Bill Wendling via llvm-dev
2019-Jun-27 18:10 UTC
[llvm-dev] [RFC] ASM Goto With Output Constraints
Now that ASM goto support has landed, Nick Desaulniers and I wrote up a
document describing how to expand clang's implementation of ASM goto to
support output constraints. The work *should* be straight-forward, but as
always will need to be verified to work. Below is a copy of our whitepaper.

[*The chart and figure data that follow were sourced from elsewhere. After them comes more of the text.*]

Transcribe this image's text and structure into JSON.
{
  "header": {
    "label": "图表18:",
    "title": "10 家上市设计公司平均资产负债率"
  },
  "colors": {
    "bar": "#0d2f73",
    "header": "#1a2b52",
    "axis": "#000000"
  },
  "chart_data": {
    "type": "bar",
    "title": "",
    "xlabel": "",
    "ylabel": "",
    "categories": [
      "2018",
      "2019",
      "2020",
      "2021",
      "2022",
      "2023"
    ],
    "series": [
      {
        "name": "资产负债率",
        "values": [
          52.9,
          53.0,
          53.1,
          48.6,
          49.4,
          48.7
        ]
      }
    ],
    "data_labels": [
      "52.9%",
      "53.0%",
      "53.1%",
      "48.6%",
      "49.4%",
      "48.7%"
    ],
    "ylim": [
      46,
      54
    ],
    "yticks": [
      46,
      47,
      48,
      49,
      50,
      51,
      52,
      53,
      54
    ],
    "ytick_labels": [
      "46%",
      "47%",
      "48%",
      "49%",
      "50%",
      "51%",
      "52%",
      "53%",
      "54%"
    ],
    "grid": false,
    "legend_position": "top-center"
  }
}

Please take a look and offer any comments you have.
Share and enjoy!
-bw
Overview
Support for asm goto
<https://gcc.gnu.org/onlinedocs/gcc/Extended-Asm.html>
with output constraints is a feature that the Linux community is interested
in having. Adding this new feature should give Clang a higher profile in
the Linux community:
-
It demonstrates the Clang community's commitment to supporting Linux.
-
Developers are likely to adopt it on their own, which means they will
need to use Clang in some fashion, either as a complete replacement for or
in addition to GCC.
Current state
Clang's implementation of asm goto converts this code:
int vogon(unsigned a, unsigned b) {
asm goto("poetry %0, %1" : : "r"(a), "r"(b) : :
error);
return a + b;
error:
return -1;
}
into the following LLVM IR:
define i32 @vogon(i32 %a, i32 %b) {
entry:
callbr void asm sideeffect "poetry $0, $1", "r,r,X"
(i32 %a, i32 %b, i8* blockaddress(@vogon, %return))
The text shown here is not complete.